Le strade della città sono un groviglio di marchi internazionali: non sono solo i fast food e i fast fashion ad aver trovato terreno fertile; la cosa interessante è che si scontrano tutte le catene dell’Europa continentale ma anche i grandi nomi Britannici e Statunitensi. Quindi Paul si mischia con Hooters, mentre le catene locali sono piuttosto sparute e poco coese. Probabilmente qualche anno fa i Marketers di tutto il mondo hanno capito che l’Est Europa era un terreno promettente e così si sono tutti riversati in massa; l’effetto è un overflow di offerta che probabilmente tranquillizza i turisti, ma non sempre riesce ad attrarre i locali. Qualcuno nota che gli stipendi cechi non sono ancora ai livelli occidentali.

Merito o colpa anche del mancato ingresso nell’Euro, che doveva avvenire lo scorso anno e invece pare rimandato a lungo termine contrariamente a quanto già avvenuto nell’amica-nemica Slovacchia.

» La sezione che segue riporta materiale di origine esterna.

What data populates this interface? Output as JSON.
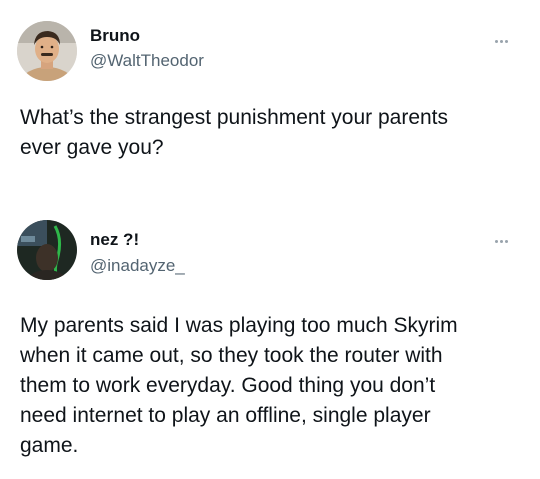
{
  "posts": [
    {
      "display_name": "Bruno",
      "handle": "@WaltTheodor",
      "text": "What’s the strangest punishment your parents\never gave you?",
      "avatar_icon": "profile-photo-icon"
    },
    {
      "display_name": "nez ?!",
      "handle": "@inadayze_",
      "text": "My parents said I was playing too much Skyrim\nwhen it came out, so they took the router with\nthem to work everyday. Good thing you don’t\nneed internet to play an offline, single player\ngame.",
      "avatar_icon": "profile-photo-icon"
    }
  ],
  "colors": {
    "text": "#0f1419",
    "secondary_text": "#536471",
    "more_dots": "#9aa4ad"
  }
}
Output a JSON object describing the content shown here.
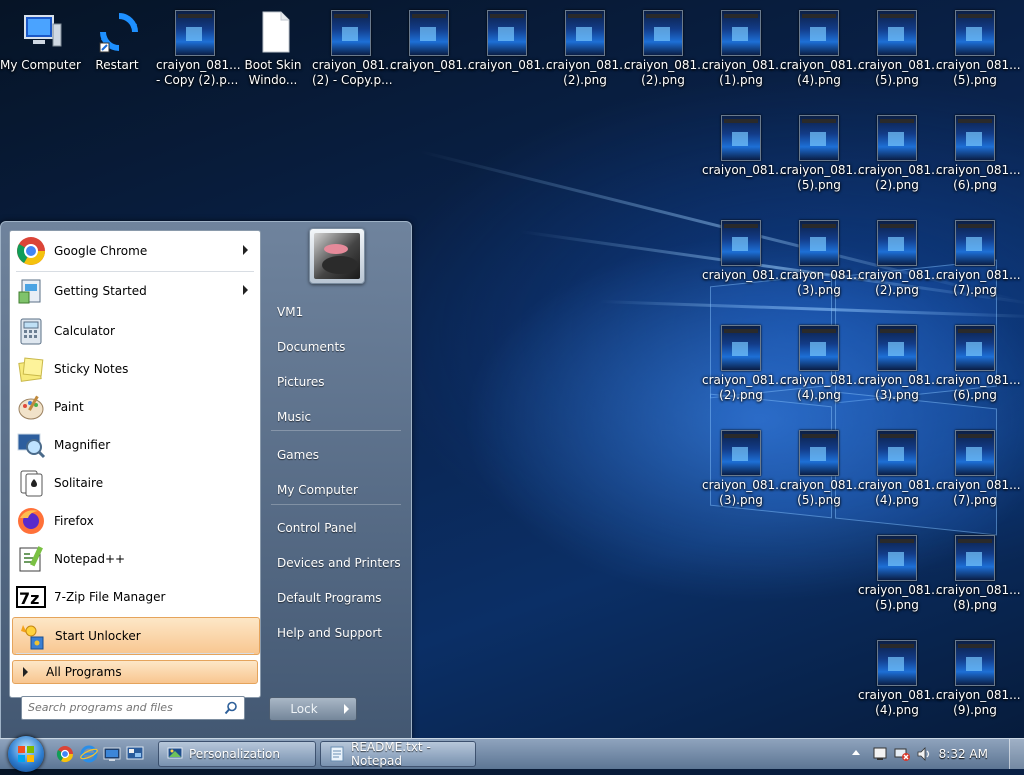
{
  "desktop": {
    "icons_row1": [
      {
        "label1": "My Computer",
        "label2": "",
        "kind": "computer"
      },
      {
        "label1": "Restart",
        "label2": "",
        "kind": "restart"
      },
      {
        "label1": "craiyon_081...",
        "label2": "- Copy (2).p...",
        "kind": "thumb"
      },
      {
        "label1": "Boot Skin",
        "label2": "Windo...",
        "kind": "blank-doc"
      },
      {
        "label1": "craiyon_081...",
        "label2": "(2) - Copy.p...",
        "kind": "thumb"
      },
      {
        "label1": "craiyon_081...",
        "label2": "",
        "kind": "thumb"
      },
      {
        "label1": "craiyon_081...",
        "label2": "",
        "kind": "thumb"
      },
      {
        "label1": "craiyon_081...",
        "label2": "(2).png",
        "kind": "thumb"
      },
      {
        "label1": "craiyon_081...",
        "label2": "(2).png",
        "kind": "thumb"
      },
      {
        "label1": "craiyon_081...",
        "label2": "(1).png",
        "kind": "thumb"
      },
      {
        "label1": "craiyon_081...",
        "label2": "(4).png",
        "kind": "thumb"
      },
      {
        "label1": "craiyon_081...",
        "label2": "(5).png",
        "kind": "thumb"
      },
      {
        "label1": "craiyon_081...",
        "label2": "(5).png",
        "kind": "thumb"
      }
    ],
    "icons_grid": [
      [
        {
          "label1": "craiyon_081...",
          "label2": ""
        },
        {
          "label1": "craiyon_081...",
          "label2": "(5).png"
        },
        {
          "label1": "craiyon_081...",
          "label2": "(2).png"
        },
        {
          "label1": "craiyon_081...",
          "label2": "(6).png"
        }
      ],
      [
        {
          "label1": "craiyon_081...",
          "label2": ""
        },
        {
          "label1": "craiyon_081...",
          "label2": "(3).png"
        },
        {
          "label1": "craiyon_081...",
          "label2": "(2).png"
        },
        {
          "label1": "craiyon_081...",
          "label2": "(7).png"
        }
      ],
      [
        {
          "label1": "craiyon_081...",
          "label2": "(2).png"
        },
        {
          "label1": "craiyon_081...",
          "label2": "(4).png"
        },
        {
          "label1": "craiyon_081...",
          "label2": "(3).png"
        },
        {
          "label1": "craiyon_081...",
          "label2": "(6).png"
        }
      ],
      [
        {
          "label1": "craiyon_081...",
          "label2": "(3).png"
        },
        {
          "label1": "craiyon_081...",
          "label2": "(5).png"
        },
        {
          "label1": "craiyon_081...",
          "label2": "(4).png"
        },
        {
          "label1": "craiyon_081...",
          "label2": "(7).png"
        }
      ],
      [
        null,
        null,
        {
          "label1": "craiyon_081...",
          "label2": "(5).png"
        },
        {
          "label1": "craiyon_081...",
          "label2": "(8).png"
        }
      ],
      [
        null,
        null,
        {
          "label1": "craiyon_081...",
          "label2": "(4).png"
        },
        {
          "label1": "craiyon_081...",
          "label2": "(9).png"
        }
      ]
    ]
  },
  "start_menu": {
    "programs": [
      {
        "label": "Google Chrome",
        "icon": "chrome-icon",
        "submenu": true
      },
      {
        "label": "Getting Started",
        "icon": "getting-started-icon",
        "submenu": true
      },
      {
        "label": "Calculator",
        "icon": "calculator-icon",
        "submenu": false
      },
      {
        "label": "Sticky Notes",
        "icon": "sticky-notes-icon",
        "submenu": false
      },
      {
        "label": "Paint",
        "icon": "paint-icon",
        "submenu": false
      },
      {
        "label": "Magnifier",
        "icon": "magnifier-icon",
        "submenu": false
      },
      {
        "label": "Solitaire",
        "icon": "solitaire-icon",
        "submenu": false
      },
      {
        "label": "Firefox",
        "icon": "firefox-icon",
        "submenu": false
      },
      {
        "label": "Notepad++",
        "icon": "notepad-plus-plus-icon",
        "submenu": false
      },
      {
        "label": "7-Zip File Manager",
        "icon": "7zip-icon",
        "submenu": false
      },
      {
        "label": "Start Unlocker",
        "icon": "start-unlocker-icon",
        "submenu": false,
        "highlighted": true
      }
    ],
    "all_programs": "All Programs",
    "search_placeholder": "Search programs and files",
    "right_items": [
      "VM1",
      "Documents",
      "Pictures",
      "Music",
      "Games",
      "My Computer",
      "Control Panel",
      "Devices and Printers",
      "Default Programs",
      "Help and Support"
    ],
    "lock_label": "Lock"
  },
  "taskbar": {
    "windows": [
      {
        "label": "Personalization",
        "icon": "personalization-icon"
      },
      {
        "label": "README.txt - Notepad",
        "icon": "notepad-icon"
      }
    ],
    "clock": "8:32 AM"
  },
  "colors": {
    "accent_highlight": "#f8c690",
    "desktop_bg": "#0a2450",
    "taskbar": "#7f97b2"
  }
}
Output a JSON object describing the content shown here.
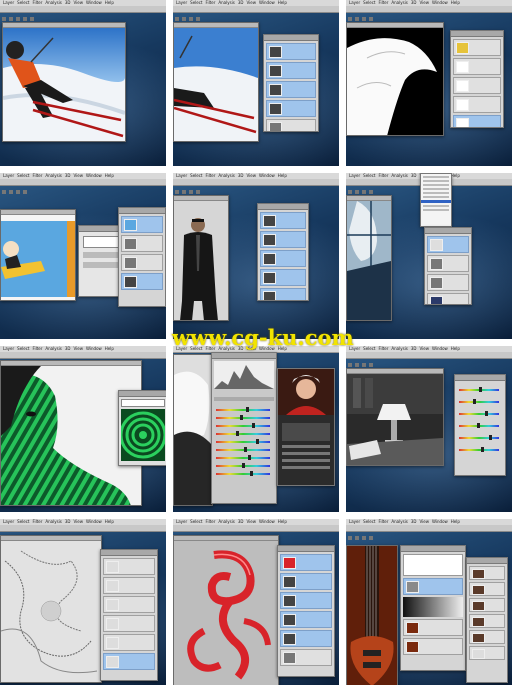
{
  "app": {
    "menu_items": [
      "Layer",
      "Select",
      "Filter",
      "Analysis",
      "3D",
      "View",
      "Window",
      "Help"
    ]
  },
  "watermark": {
    "text": "www.cg-ku.com"
  },
  "colors": {
    "desktop_blue": "#1d4670",
    "layer_highlight": "#9fc4ec",
    "watermark": "#f2e400",
    "flame_red": "#d8232a",
    "zebra_green": "#22a64a"
  },
  "tiles": [
    {
      "name": "skier-photo",
      "subject": "skier"
    },
    {
      "name": "skier-layers",
      "subject": "skier"
    },
    {
      "name": "hair-mask",
      "subject": "mask"
    },
    {
      "name": "snowboard-collage",
      "subject": "snowboard"
    },
    {
      "name": "man-portrait",
      "subject": "portrait"
    },
    {
      "name": "blue-portrait-blend-menu",
      "subject": "portrait"
    },
    {
      "name": "green-zebra-woman",
      "subject": "zebra"
    },
    {
      "name": "camera-raw-hdr",
      "subject": "camera-raw"
    },
    {
      "name": "lamp-interior",
      "subject": "lamp"
    },
    {
      "name": "sketch-map",
      "subject": "sketch"
    },
    {
      "name": "red-swirl-ornament",
      "subject": "swirl"
    },
    {
      "name": "guitar-compositing",
      "subject": "guitar"
    }
  ]
}
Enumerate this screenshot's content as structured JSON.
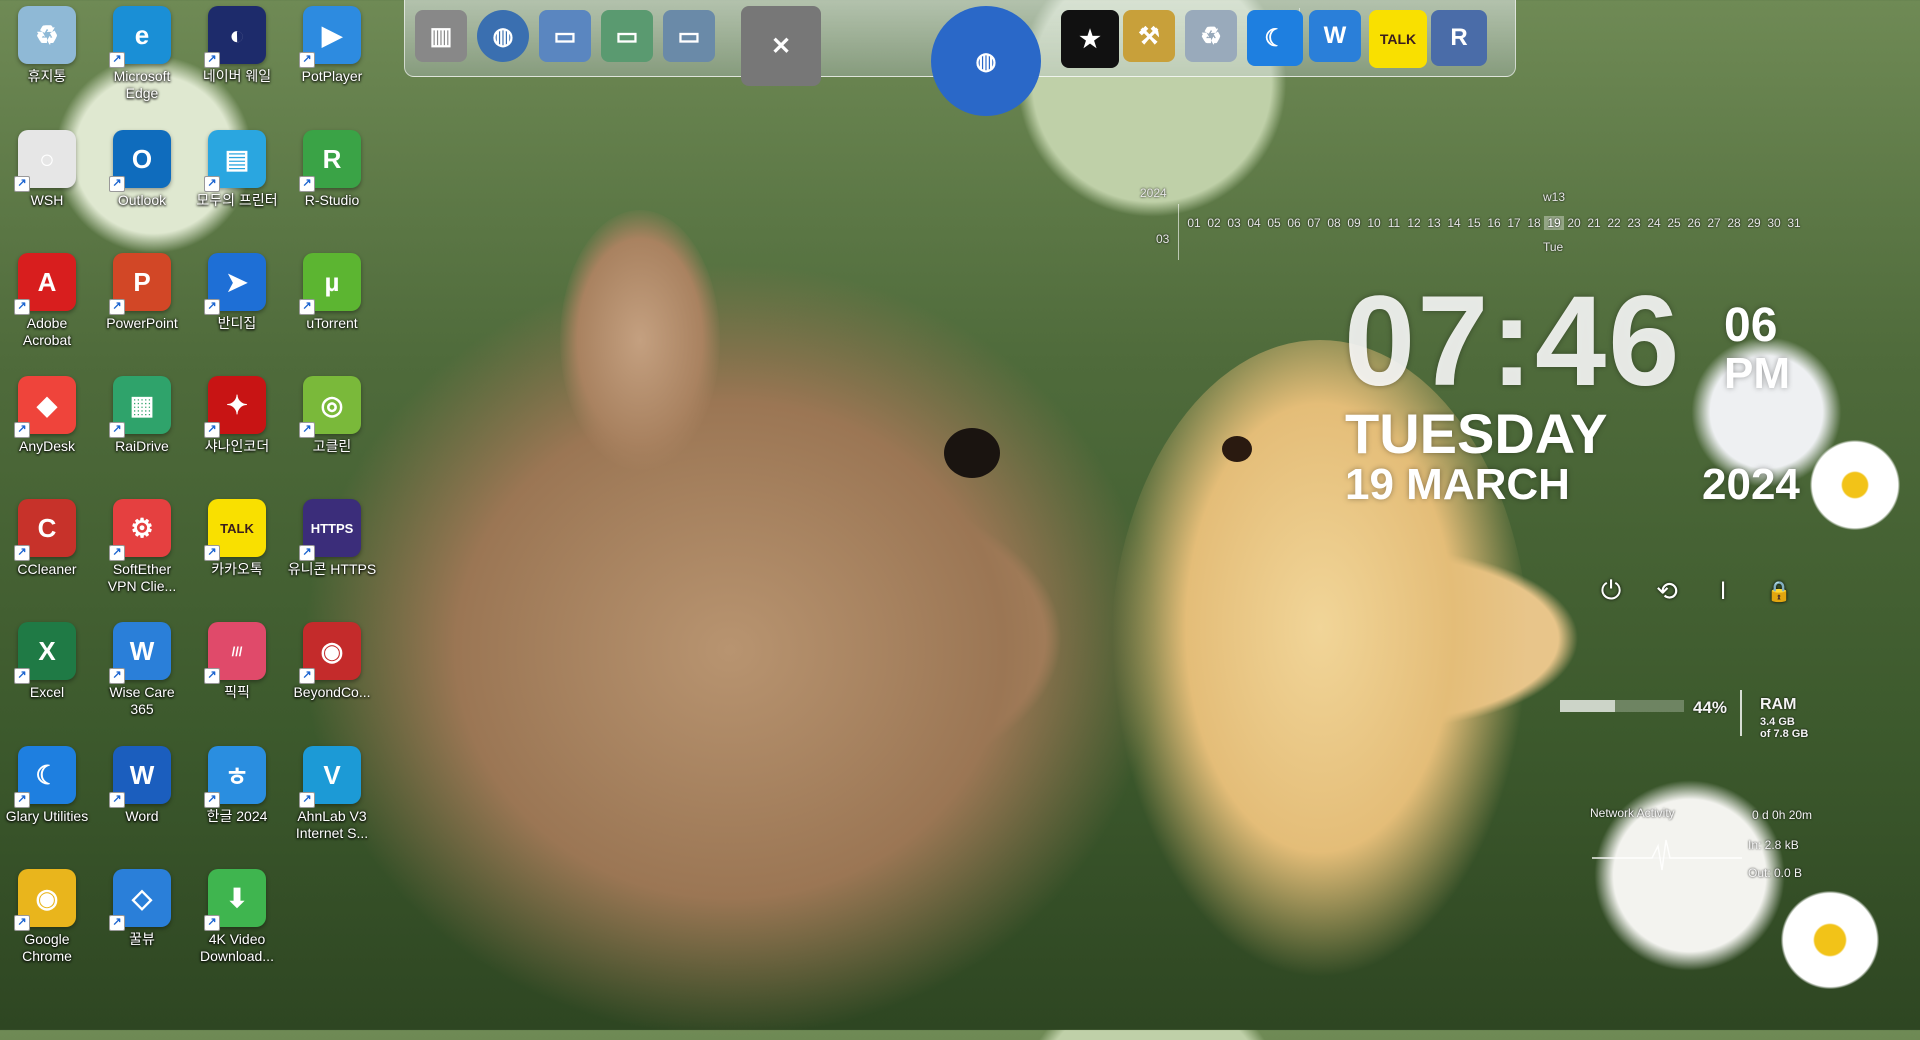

Il rapporto di cambio è relativamente favorevole per i turisti (anche se noi Italiani ci distinguiamo per aver perso la capacità di gestire monete diverse dall’Euro) ma un giro al supermercato fa sorgere qualche legittimo dubbio sulla redditività di chi vuole portare il proprio business in quelle zone. Sugli scaffali si trovano le classiche multinazionali formato-famiglia italiane (Barilla, Ferrero, Saclà, CIS), ma è difficile capirne il posizionamento, sempre in bilico tra premium e tentativo di allargamento del target.

Supermercati per ciechi

I nostri occhi fissi sullo smartphone durante la fila alla cassa del supermercato escludono ormai qualsiasi interesse per la merce ammucchiata nelle vicinanze: in Europa a soffrire sono probabilmente Perfetti o Ferrero, ma negli Stati Uniti sono intere industrie a rischiare.

L’editoria, in particolare, ha perso il vantaggio dell’acquisto di impulso anti-noia: a voglia a fare copertine vistose, i magazine non tirano più nemmeno in quei momenti di infinito tedio. La competizione con la marea di info multimediali (gratuite) sugli schermi è una sconfitta impietosa.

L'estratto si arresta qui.